Vous êtes à la tête du centre national de pharmacovigilance. Depuis le début de la campagne de vaccination, a-t-on enregistré des effets indésirables graves en Algérie ?
Non. On n’a pas enregistré des effets indésirables graves. Les effets indésirables recensés ne sont pas graves. La fièvre et l’asthénie peuvent durer deux, trois, quatre jours. Mais c’est tout ce qu’il y a eu comme effets indésirables.
De petites diarrhées, mais pas d’effets indésirables graves. On ne craint pas d’effets indésirables de ces vaccins. Depuis le début de la campagne de vaccination le 30 janvier, on n’a pas enregistré d’effets indésirables graves. Nous pouvons y aller sans soucis.
Les vaccins anti-covid utilisés en Algérie sont-ils efficaces contre le variant Delta qui est responsable de la 3e vague qui touche actuellement notre pays ?
C’est un peu tôt pour dire si le variant Delta est sensible à ce vaccin. Dans certains pays, ils sont actuellement en train d’administrer la troisième dose pour éviter la contamination avec ce variant.
Nous n’avons pas assez de recul, mais nous constatons que dans d’autres pays, il y a un effet sur le variant Delta. Mais avec le temps, on le saura. Toutefois, il y aura d’autres variants du virus, si l’on ne se vaccine pas tous, et si l’on est réticents.
Plus on est réticents, plus il y aura de variants, et plus il y aura des mutations de ce virus. Il vaut mieux se vacciner en masse, pour avoir des effets sur ce variant Delta, et sur d’autres variants qui peuvent surgir si l’on ne se vaccine pas à temps.
Lorsque l’on se vaccine, au bout de combien de temps, sommes-nous immunisés ?
Il faut compter 10 à 15 jours après la deuxième dose. C’est 15 jours après la deuxième dose qu’on est immunisé. Mais il faut absolument que la population le sache : ce n’est pas parce qu’on est vaccinés, qu’on va tout enlever. Il faut continuer à respecter les gestes barrières.
Le vaccin nous protège. On peut faire un covid éventuellement, mais si ça arrive, on fera un covid non grave.
Cela est très intéressant pour la protection du citoyen. 15 jours après la deuxième dose, ce n’est qu’à ce moment-là qu’on est vraiment bien protégé.
Lorsque l’on est atteint du covid-19, peut-on se faire vacciner ?

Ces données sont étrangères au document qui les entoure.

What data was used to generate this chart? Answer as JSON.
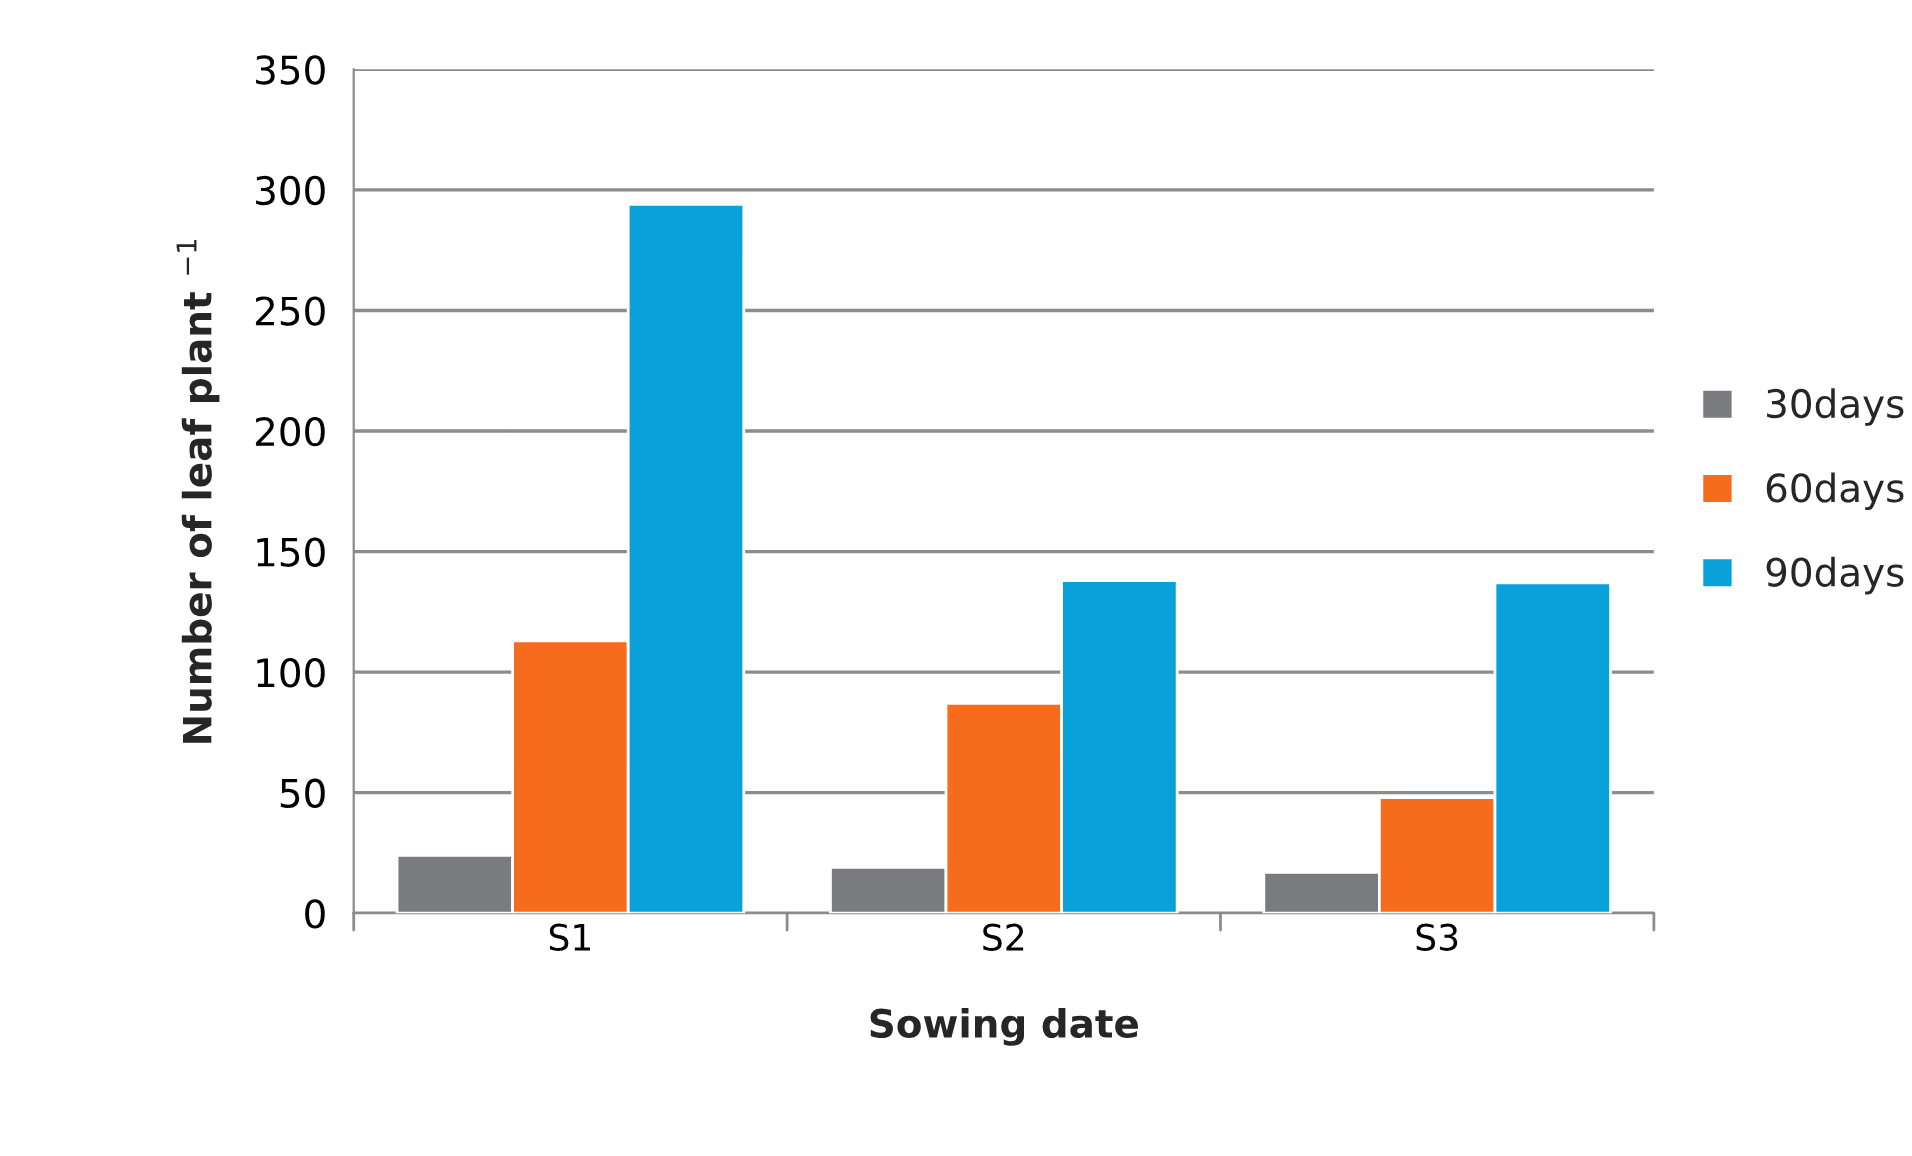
{
  "chart_data": {
    "type": "bar",
    "xlabel": "Sowing date",
    "ylabel": "Number of leaf plant $^{−1}$",
    "categories": [
      "S1",
      "S2",
      "S3"
    ],
    "series": [
      {
        "name": "30days",
        "color": "#7a7b7e",
        "values": [
          24,
          19,
          17
        ]
      },
      {
        "name": "60days",
        "color": "#f76b1c",
        "values": [
          113,
          87,
          48
        ]
      },
      {
        "name": "90days",
        "color": "#08a1da",
        "values": [
          294,
          138,
          137
        ]
      }
    ],
    "ylim": [
      0,
      350
    ],
    "yticks": [
      0,
      50,
      100,
      150,
      200,
      250,
      300,
      350
    ],
    "grid": "y",
    "legend": "right"
  }
}
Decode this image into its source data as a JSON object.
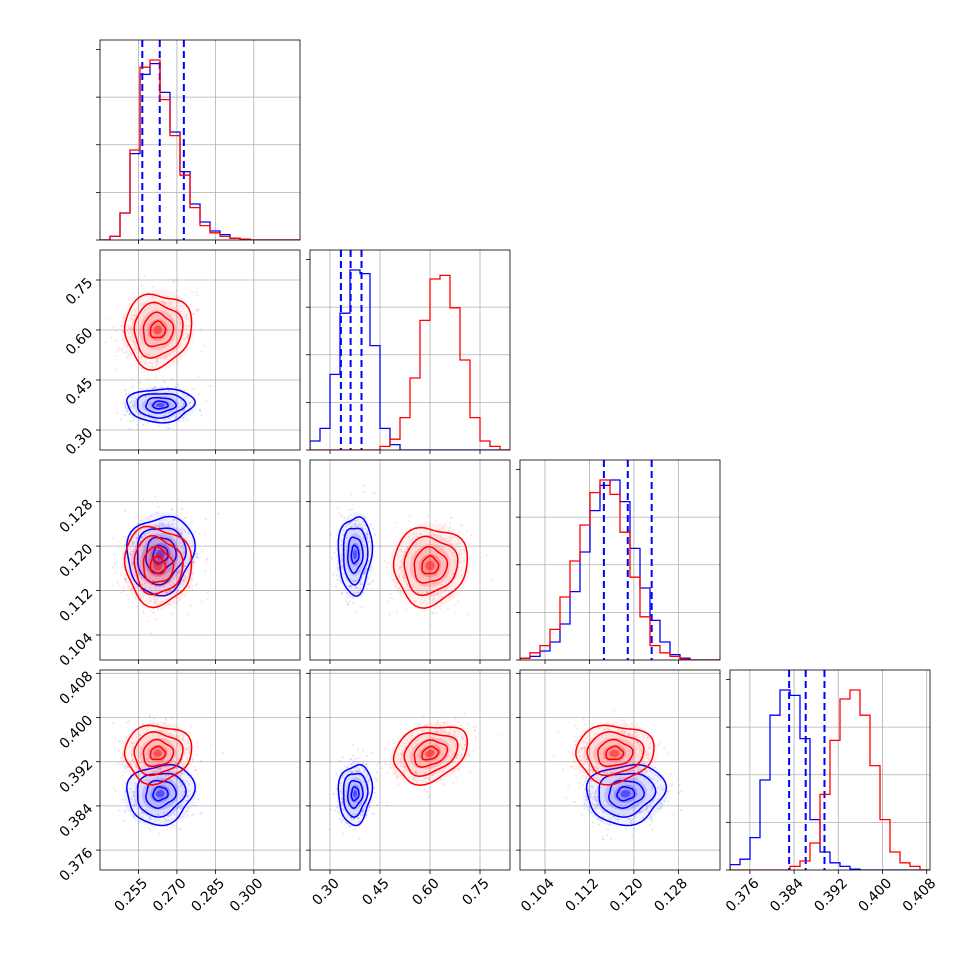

Non. Si l’on est atteint du covid-19, il faut attendre trois mois après la guérison pour pouvoir se faire vacciner. Après une guérison, on est immunisé, c’est comme si que l’on avait été vacciné, Il faut donc attendre 90 jours, après la guérison, pour avoir sa dose de vaccin.

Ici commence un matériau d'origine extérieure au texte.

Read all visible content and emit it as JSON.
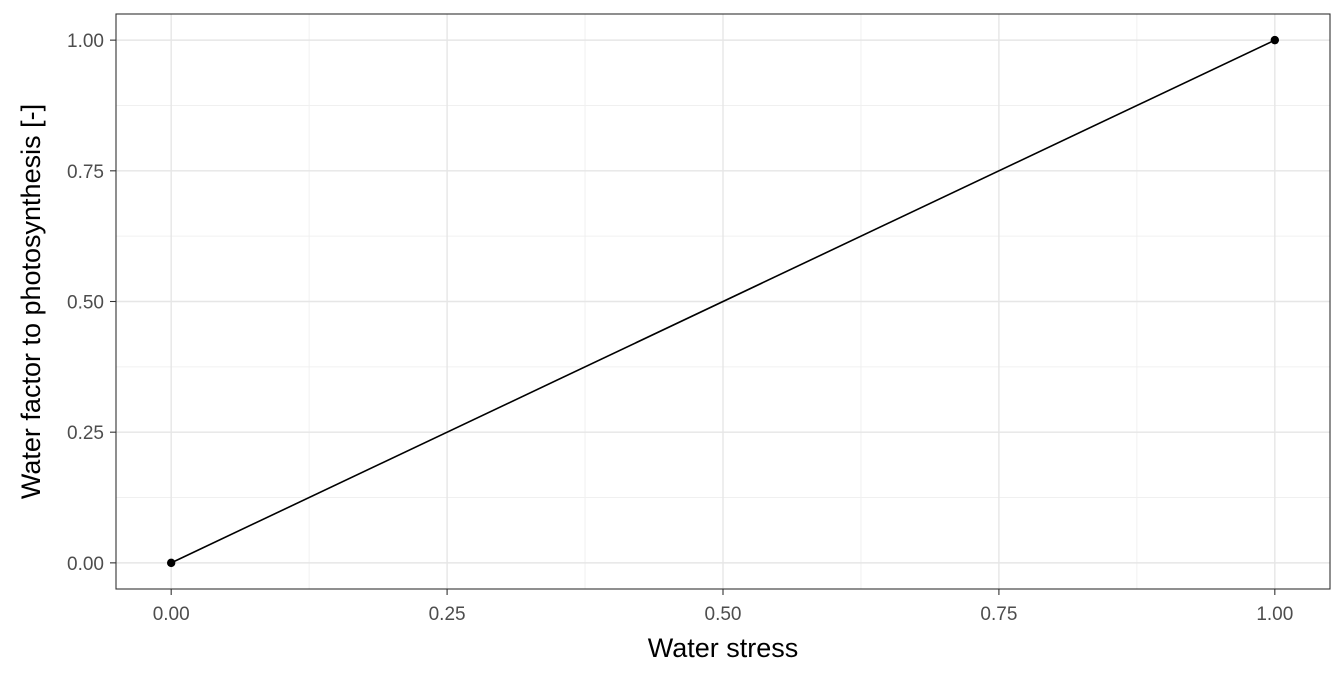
{
  "chart_data": {
    "type": "line",
    "title": "",
    "xlabel": "Water stress",
    "ylabel": "Water factor to photosynthesis [-]",
    "xlim": [
      -0.05,
      1.05
    ],
    "ylim": [
      -0.05,
      1.05
    ],
    "x_ticks": [
      0.0,
      0.25,
      0.5,
      0.75,
      1.0
    ],
    "x_tick_labels": [
      "0.00",
      "0.25",
      "0.50",
      "0.75",
      "1.00"
    ],
    "y_ticks": [
      0.0,
      0.25,
      0.5,
      0.75,
      1.0
    ],
    "y_tick_labels": [
      "0.00",
      "0.25",
      "0.50",
      "0.75",
      "1.00"
    ],
    "grid": true,
    "legend": "none",
    "series": [
      {
        "x": [
          0.0,
          1.0
        ],
        "y": [
          0.0,
          1.0
        ],
        "color": "#000000",
        "markers": true
      }
    ]
  }
}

Il est donc nécessaire que les gens qui se rendent dans les centres de vaccination, fassent une sérologie ou un test antigénique, avant de se faire vacciner ?

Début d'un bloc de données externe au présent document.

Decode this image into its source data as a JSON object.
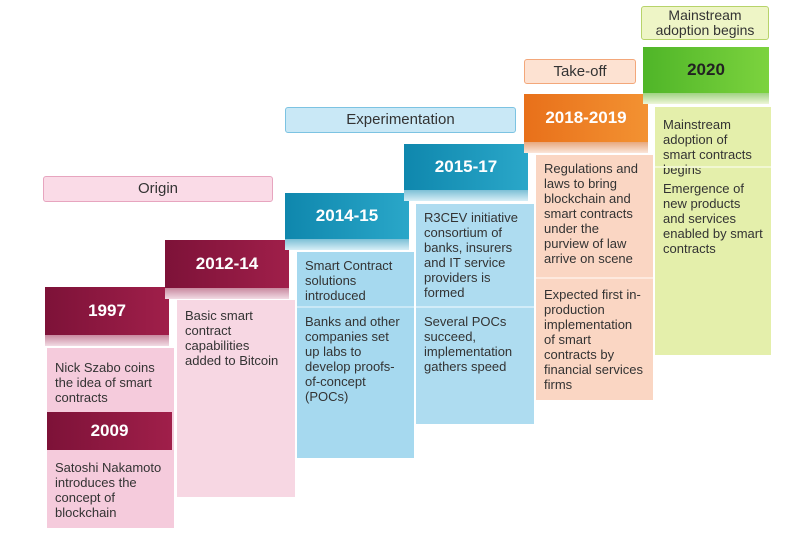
{
  "phases": {
    "origin": "Origin",
    "experimentation": "Experimentation",
    "takeoff": "Take-off",
    "mainstream": "Mainstream adoption begins"
  },
  "steps": [
    {
      "year": "1997",
      "texts": [
        "Nick Szabo coins the idea of smart contracts"
      ]
    },
    {
      "year": "2009",
      "texts": [
        "Satoshi Nakamoto introduces the concept of blockchain"
      ]
    },
    {
      "year": "2012-14",
      "texts": [
        "Basic smart contract capabilities added to Bitcoin"
      ]
    },
    {
      "year": "2014-15",
      "texts": [
        "Smart Contract solutions introduced",
        "Banks and other companies set up labs to develop proofs-of-concept (POCs)"
      ]
    },
    {
      "year": "2015-17",
      "texts": [
        "R3CEV initiative consortium of banks, insurers and IT service providers is formed",
        "Several POCs succeed, implementation gathers speed"
      ]
    },
    {
      "year": "2018-2019",
      "texts": [
        "Regulations and laws to bring blockchain and smart contracts under the purview of law arrive on scene",
        "Expected first in-production implementation of smart contracts by financial services firms"
      ]
    },
    {
      "year": "2020",
      "texts": [
        "Mainstream adoption of smart contracts begins",
        "Emergence of new products and services enabled by smart contracts"
      ]
    }
  ],
  "colors": {
    "maroon": "#9a1c45",
    "pink_panel": "#f5cbdc",
    "teal": "#1d9fc1",
    "blue_panel": "#a4d8ee",
    "orange": "#ef7d1e",
    "peach_panel": "#f9d1bd",
    "green": "#5fbf2e",
    "lime_panel": "#e3efaa"
  }
}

Je considère qu’il vaut mieux le faire. Si vous avez le covid, et que vous vous faites vacciner, vous risquez d’avoir des manifestations beaucoup plus importantes.
Nous avons eu deux ou trois cas, qui se sont fait vacciner alors qu’ils étaient en incubation. Ils ont fait des manifestations assez graves, plus importantes que les autres.